The site provides dictionaries for a wide variety of languages, from Afrikaans to Swedish, as well as a smattering of specialized dictionaries for medical, legal, technical, and Biblical work. In addition, you can build your own dictionaries, and allow your users to add items to specific dictionaries, just as in your favorite word processor. More importantly, the controls give you a very fine-grained access to various events, meaning that you can control just about every aspect of your spell checking, from auto-correction to case-checking.
Ignore Control
Addict uses what they call an "Ignore Object" to allow you to skip over sections of text you don't want to have spell checked, includes built-in ignore objects for HTML and other likely candidates. Inside this ignore object, you've got considerable latitude to figure out whether or not to pass something by the checker.
About the only thing I couldn't figure out how to do easily was ignore text based on its format. Sensibly, the tool gives you access to the raw text, but no direct read-access to the control itself. This also makes sense, at least given the constraints of the current object-oriented paradigm used in Delphi.

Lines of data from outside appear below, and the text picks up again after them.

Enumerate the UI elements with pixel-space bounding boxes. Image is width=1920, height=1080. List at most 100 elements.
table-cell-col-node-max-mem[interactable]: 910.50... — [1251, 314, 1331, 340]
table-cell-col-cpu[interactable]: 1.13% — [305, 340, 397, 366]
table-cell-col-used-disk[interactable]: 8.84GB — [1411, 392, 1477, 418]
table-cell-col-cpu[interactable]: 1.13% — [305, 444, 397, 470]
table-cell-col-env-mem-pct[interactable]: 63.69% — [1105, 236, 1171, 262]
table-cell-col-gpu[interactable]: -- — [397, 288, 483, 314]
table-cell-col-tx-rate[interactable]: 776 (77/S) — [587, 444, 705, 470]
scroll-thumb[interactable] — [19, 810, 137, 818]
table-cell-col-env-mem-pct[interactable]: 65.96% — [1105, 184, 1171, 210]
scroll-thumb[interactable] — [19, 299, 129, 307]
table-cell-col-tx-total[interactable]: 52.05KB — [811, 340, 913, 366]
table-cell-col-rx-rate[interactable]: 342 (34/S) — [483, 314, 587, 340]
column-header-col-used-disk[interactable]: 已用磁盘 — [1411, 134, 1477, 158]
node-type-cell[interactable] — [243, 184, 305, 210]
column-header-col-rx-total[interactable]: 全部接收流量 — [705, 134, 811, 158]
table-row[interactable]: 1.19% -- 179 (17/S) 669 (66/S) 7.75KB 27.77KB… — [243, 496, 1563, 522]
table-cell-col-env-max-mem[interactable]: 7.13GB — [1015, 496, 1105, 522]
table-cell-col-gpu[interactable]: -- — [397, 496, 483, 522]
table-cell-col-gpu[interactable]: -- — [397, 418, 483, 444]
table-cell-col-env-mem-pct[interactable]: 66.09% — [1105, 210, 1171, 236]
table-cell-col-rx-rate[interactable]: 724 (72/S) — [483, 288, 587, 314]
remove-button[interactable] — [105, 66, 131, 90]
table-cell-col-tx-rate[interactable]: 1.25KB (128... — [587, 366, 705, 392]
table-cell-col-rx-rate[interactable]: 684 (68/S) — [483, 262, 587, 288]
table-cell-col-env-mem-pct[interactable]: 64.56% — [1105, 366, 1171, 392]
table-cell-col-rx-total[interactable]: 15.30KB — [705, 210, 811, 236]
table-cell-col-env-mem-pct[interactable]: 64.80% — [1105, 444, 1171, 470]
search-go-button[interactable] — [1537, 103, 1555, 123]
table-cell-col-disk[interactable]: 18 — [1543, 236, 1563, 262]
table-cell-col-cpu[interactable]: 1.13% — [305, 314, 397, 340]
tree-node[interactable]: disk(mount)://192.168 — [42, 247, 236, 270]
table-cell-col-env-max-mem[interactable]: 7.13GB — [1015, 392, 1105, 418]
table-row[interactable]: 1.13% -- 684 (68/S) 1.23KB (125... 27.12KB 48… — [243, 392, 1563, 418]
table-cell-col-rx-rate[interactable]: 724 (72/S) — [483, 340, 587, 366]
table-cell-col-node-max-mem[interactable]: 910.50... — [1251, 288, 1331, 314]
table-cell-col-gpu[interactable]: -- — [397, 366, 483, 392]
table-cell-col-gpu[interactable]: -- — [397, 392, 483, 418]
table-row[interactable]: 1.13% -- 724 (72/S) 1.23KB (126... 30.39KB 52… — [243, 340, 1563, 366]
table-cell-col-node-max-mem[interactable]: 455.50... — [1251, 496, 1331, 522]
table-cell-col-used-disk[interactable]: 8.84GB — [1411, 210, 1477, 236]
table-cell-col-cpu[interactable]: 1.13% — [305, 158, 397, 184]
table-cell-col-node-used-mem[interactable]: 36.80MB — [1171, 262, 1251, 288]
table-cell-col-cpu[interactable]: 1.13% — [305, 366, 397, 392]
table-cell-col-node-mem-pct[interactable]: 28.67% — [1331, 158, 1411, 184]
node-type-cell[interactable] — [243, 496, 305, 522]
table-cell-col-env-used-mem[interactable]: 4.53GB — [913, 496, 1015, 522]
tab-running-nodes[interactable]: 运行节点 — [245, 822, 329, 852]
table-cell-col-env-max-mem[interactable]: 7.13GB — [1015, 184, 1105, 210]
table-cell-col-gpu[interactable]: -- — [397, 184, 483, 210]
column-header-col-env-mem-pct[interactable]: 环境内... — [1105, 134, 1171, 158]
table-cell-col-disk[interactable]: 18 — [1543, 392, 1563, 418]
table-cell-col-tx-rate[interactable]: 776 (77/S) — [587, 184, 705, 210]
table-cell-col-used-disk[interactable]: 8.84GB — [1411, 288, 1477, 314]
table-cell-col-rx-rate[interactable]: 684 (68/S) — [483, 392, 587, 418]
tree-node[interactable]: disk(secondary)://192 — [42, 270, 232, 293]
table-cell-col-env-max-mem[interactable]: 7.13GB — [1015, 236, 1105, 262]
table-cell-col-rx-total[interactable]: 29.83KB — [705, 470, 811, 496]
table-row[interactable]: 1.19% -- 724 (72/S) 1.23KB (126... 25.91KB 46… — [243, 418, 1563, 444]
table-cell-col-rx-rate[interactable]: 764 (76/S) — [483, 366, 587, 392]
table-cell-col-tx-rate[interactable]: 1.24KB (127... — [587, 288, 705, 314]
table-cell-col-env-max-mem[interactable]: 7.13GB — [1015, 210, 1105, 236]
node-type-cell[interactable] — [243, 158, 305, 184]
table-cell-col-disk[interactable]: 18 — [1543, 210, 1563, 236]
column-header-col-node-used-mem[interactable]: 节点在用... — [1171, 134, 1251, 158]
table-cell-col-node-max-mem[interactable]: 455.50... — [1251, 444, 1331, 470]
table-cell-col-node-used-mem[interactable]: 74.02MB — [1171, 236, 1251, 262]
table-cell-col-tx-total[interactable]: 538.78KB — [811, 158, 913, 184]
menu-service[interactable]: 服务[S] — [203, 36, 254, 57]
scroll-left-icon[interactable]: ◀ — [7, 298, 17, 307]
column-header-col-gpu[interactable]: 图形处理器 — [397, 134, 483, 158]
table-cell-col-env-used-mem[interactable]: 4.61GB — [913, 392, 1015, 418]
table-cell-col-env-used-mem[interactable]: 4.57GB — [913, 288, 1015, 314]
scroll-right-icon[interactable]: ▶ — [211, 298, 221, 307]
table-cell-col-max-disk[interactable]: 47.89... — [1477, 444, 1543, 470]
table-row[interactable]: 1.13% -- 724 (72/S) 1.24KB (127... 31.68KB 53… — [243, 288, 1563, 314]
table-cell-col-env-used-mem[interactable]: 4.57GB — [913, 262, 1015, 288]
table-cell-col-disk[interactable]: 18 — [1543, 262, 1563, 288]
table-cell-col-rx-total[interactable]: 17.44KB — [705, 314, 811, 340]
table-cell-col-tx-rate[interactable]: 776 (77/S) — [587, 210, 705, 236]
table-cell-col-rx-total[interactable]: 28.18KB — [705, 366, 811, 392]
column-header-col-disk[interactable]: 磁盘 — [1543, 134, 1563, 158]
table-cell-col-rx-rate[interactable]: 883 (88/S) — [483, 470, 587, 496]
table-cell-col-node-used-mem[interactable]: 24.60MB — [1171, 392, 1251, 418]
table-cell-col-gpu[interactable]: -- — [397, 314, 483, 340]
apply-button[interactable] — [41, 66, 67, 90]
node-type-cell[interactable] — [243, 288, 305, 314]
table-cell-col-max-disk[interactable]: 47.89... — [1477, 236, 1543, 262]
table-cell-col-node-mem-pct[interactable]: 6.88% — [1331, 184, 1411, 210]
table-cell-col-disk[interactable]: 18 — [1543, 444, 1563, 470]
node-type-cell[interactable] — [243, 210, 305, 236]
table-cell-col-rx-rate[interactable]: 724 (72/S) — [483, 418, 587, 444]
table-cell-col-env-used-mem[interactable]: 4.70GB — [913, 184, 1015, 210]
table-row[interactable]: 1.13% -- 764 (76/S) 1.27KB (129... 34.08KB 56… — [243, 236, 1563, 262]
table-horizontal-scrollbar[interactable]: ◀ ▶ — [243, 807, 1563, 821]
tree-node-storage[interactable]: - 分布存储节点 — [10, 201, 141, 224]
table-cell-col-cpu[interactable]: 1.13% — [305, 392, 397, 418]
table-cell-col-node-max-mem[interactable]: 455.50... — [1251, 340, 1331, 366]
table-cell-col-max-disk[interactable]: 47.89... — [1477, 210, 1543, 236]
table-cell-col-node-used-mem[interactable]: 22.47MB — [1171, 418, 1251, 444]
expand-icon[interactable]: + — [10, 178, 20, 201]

To get the desired result, I built a blocker that was aware of the form and control it was going to be used on. This is cheating, but it worked. In the process of building my "cheat," however, I found the way it's supposed to be done.
Addict communicates with controls through an object tree called TControlParser. For any new control (or to extend the power of existing interactions, presumably) you build a new TControlParser. Once you've built the interface, it works for both the dictionary and the thesaurus tools.